Yorktown Battlefield (Part of Colonial National Historic Park) is about 2.5 hours south of DC, and is part of the Historic Triangle). It’s close enough to Williamsburg to stay for the weekend, but not too far away from DC that it could be part of a day trip.
So why is it such a grand place? Why should it be on your radar?
It’s the last major battlefield of the Revolutionary War. Yorktown Battlefield is where the Bristish Army surrendered to the Americans. Ever seen this painting?
Yorktown Battlefield has several ranger guided tours throughout the day, and I can’t recommend going on one enough. The rangers will literally walk you through the battlefield to paint a picture of what it was like in 1781. You can look off into the York River and Chesapeake Bay– and think what if Cornwallis had received the help by sea he was expecting. What is the American help hadn’t arrived sooner? What would it have been like if the American and French troops hadn’t overrun the two British strongholds at this place and that time?
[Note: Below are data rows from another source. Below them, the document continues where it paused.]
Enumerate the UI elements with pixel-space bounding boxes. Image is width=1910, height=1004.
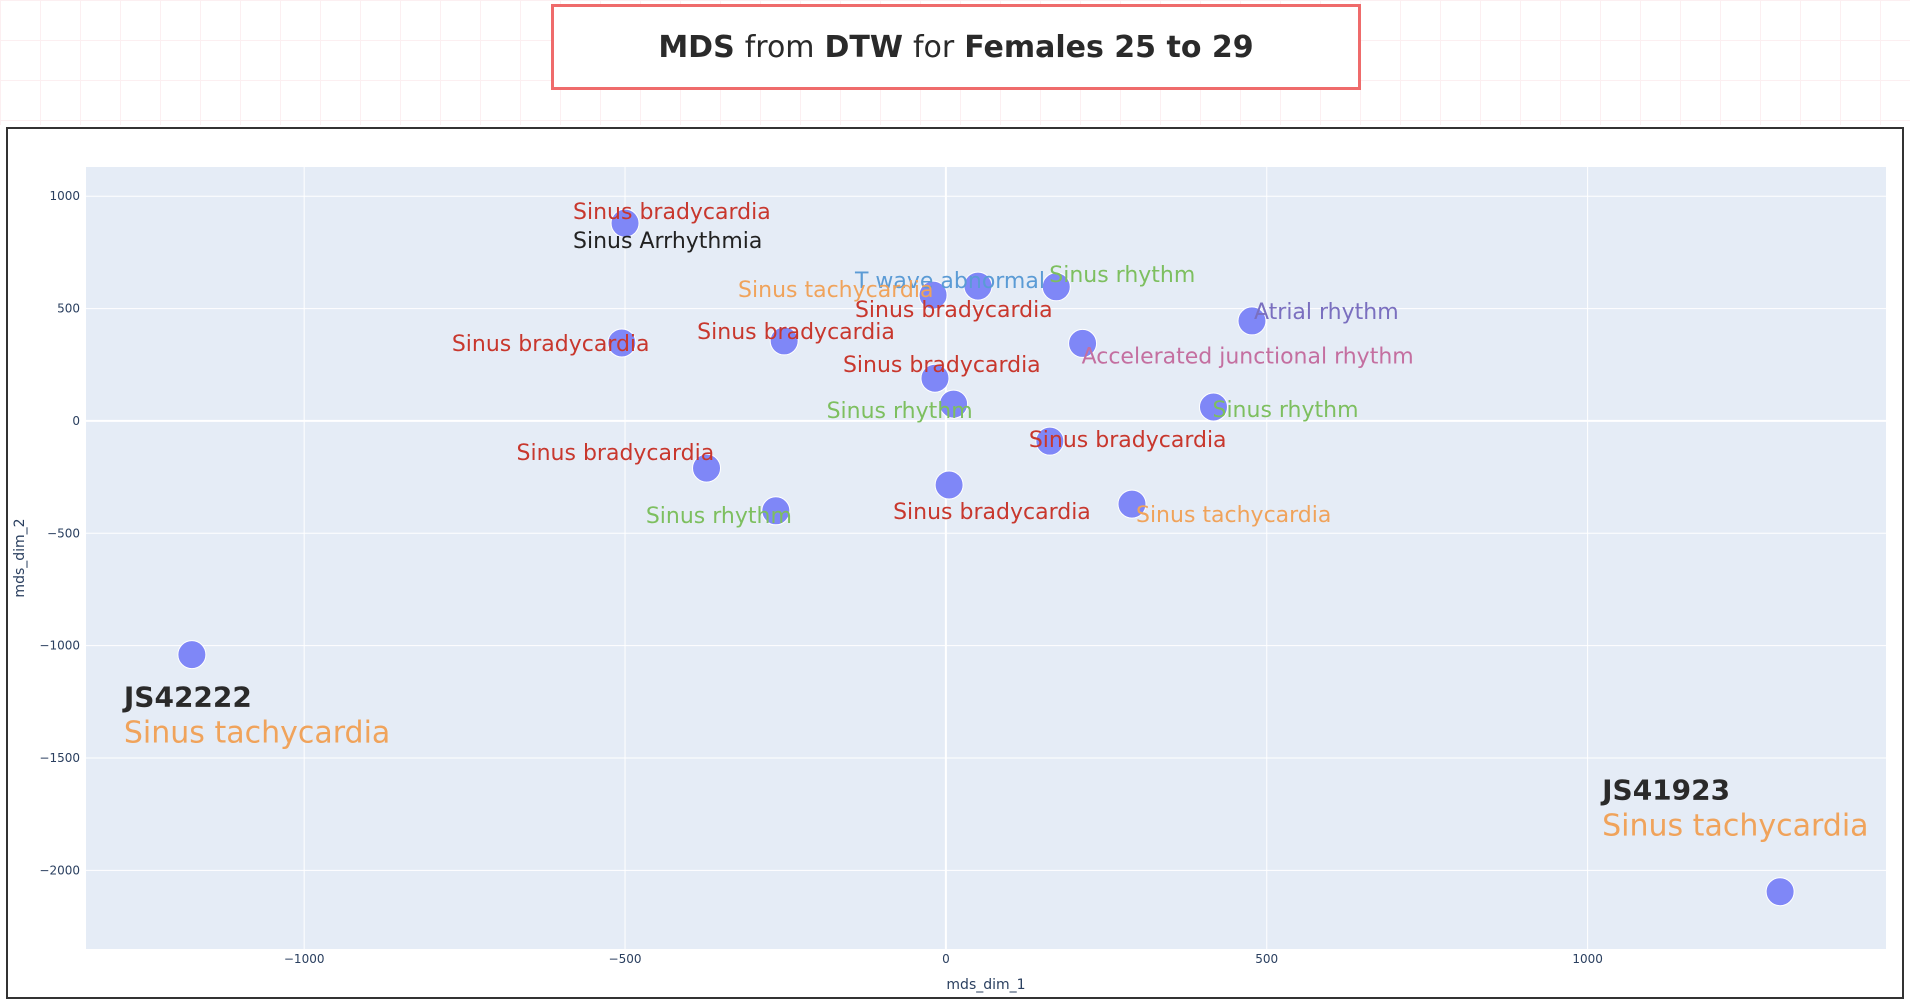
point-diagnosis-label: Sinus rhythm	[1049, 263, 1195, 288]
data-point[interactable]	[1041, 272, 1071, 302]
point-diagnosis-label: Sinus rhythm	[827, 399, 973, 424]
point-id-label: JS42222	[122, 681, 252, 714]
point-id-label: JS41923	[1600, 774, 1730, 807]
y-tick-label: 1000	[49, 189, 80, 203]
chart-title-box: MDS from DTW for Females 25 to 29	[551, 4, 1361, 90]
point-diagnosis-label: Sinus bradycardia	[893, 500, 1091, 525]
point-diagnosis-label: Sinus tachycardia	[1602, 809, 1868, 844]
x-tick-label: −1000	[284, 952, 325, 966]
data-point[interactable]	[939, 389, 969, 419]
data-point[interactable]	[918, 280, 948, 310]
point-diagnosis-label: Sinus bradycardia	[843, 353, 1041, 378]
data-point[interactable]	[761, 496, 791, 526]
point-diagnosis-label: Sinus tachycardia	[738, 278, 933, 303]
point-diagnosis-label: Sinus Arrhythmia	[573, 229, 762, 254]
x-tick-label: 500	[1255, 952, 1278, 966]
data-point[interactable]	[963, 271, 993, 301]
data-point[interactable]	[1765, 877, 1795, 907]
data-point[interactable]	[920, 363, 950, 393]
point-diagnosis-label: Sinus rhythm	[1212, 398, 1358, 423]
x-tick-label: 1000	[1572, 952, 1603, 966]
point-diagnosis-label: T wave abnormal	[854, 269, 1045, 294]
point-diagnosis-label: Sinus bradycardia	[855, 298, 1053, 323]
x-tick-label: 0	[942, 952, 950, 966]
title-part-dtw: DTW	[824, 29, 903, 65]
title-part-group: Females 25 to 29	[964, 29, 1254, 65]
y-tick-label: −1000	[39, 639, 80, 653]
grid-lines	[86, 167, 1886, 949]
data-point[interactable]	[1117, 489, 1147, 519]
y-tick-label: 0	[72, 414, 80, 428]
title-part-for: for	[913, 29, 955, 65]
point-diagnosis-label: Sinus rhythm	[646, 504, 792, 529]
y-tick-label: −2000	[39, 863, 80, 877]
y-axis-title: mds_dim_2	[12, 518, 28, 597]
point-diagnosis-label: Atrial rhythm	[1254, 300, 1399, 325]
title-part-from: from	[744, 29, 815, 65]
title-part-mds: MDS	[658, 29, 735, 65]
data-point[interactable]	[934, 470, 964, 500]
point-diagnosis-label: Accelerated junctional rhythm	[1082, 344, 1414, 369]
x-axis-title: mds_dim_1	[946, 977, 1025, 993]
y-tick-label: −500	[47, 526, 80, 540]
data-point[interactable]	[1198, 392, 1228, 422]
chart-frame: −1000 −500 0 500 1000 −2000 −1500 −1000 −500 0 500…	[6, 127, 1904, 999]
point-diagnosis-label: Sinus bradycardia	[573, 200, 771, 225]
data-point[interactable]	[610, 208, 640, 238]
scatter-chart: −1000 −500 0 500 1000 −2000 −1500 −1000 −500 0 500…	[12, 167, 1886, 993]
data-point[interactable]	[177, 640, 207, 670]
point-diagnosis-label: Sinus tachycardia	[124, 716, 390, 751]
point-diagnosis-label: Sinus bradycardia	[697, 320, 895, 345]
data-point[interactable]	[769, 326, 799, 356]
data-points	[177, 208, 1795, 907]
point-labels: Sinus bradycardia Sinus Arrhythmia T wave …	[122, 200, 1869, 844]
point-diagnosis-label: Sinus bradycardia	[452, 332, 650, 357]
point-diagnosis-label: Sinus bradycardia	[1029, 428, 1227, 453]
point-diagnosis-label: Sinus bradycardia	[517, 441, 715, 466]
point-diagnosis-label: Sinus tachycardia	[1136, 503, 1331, 528]
data-point[interactable]	[1068, 328, 1098, 358]
data-point[interactable]	[1237, 306, 1267, 336]
y-tick-label: 500	[57, 302, 80, 316]
tick-labels: −1000 −500 0 500 1000 −2000 −1500 −1000 −500 0 500…	[39, 189, 1602, 966]
y-tick-label: −1500	[39, 751, 80, 765]
x-tick-label: −500	[609, 952, 642, 966]
data-point[interactable]	[607, 328, 637, 358]
data-point[interactable]	[1035, 426, 1065, 456]
data-point[interactable]	[692, 453, 722, 483]
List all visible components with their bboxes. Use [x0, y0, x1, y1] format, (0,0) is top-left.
There are also self-guided driving tours to explore the surrounding area. Make sure to get out and stretch your legs in the field where the British surrendered.
We took my daughter down to visit this past winter and she loved exploring the trails through the earthworks while we listened to the tour. Admittedly, we didn’t make it through the 15-minute movie before the tour. Instead, she explored the recreation of Washington’s camp, and a replica of a ship.
If you have older children, I’d recommend checking into the nearby Yorktown Victory Center afterward. Affiliated with Jamestown Settlement, it provides a glimpse into the American Revolution. Living history interpreters and exhibits chronicle the entire colonial time period. When we visited they were doing cannon demonstrations and we literally felt like members of the Continental Army.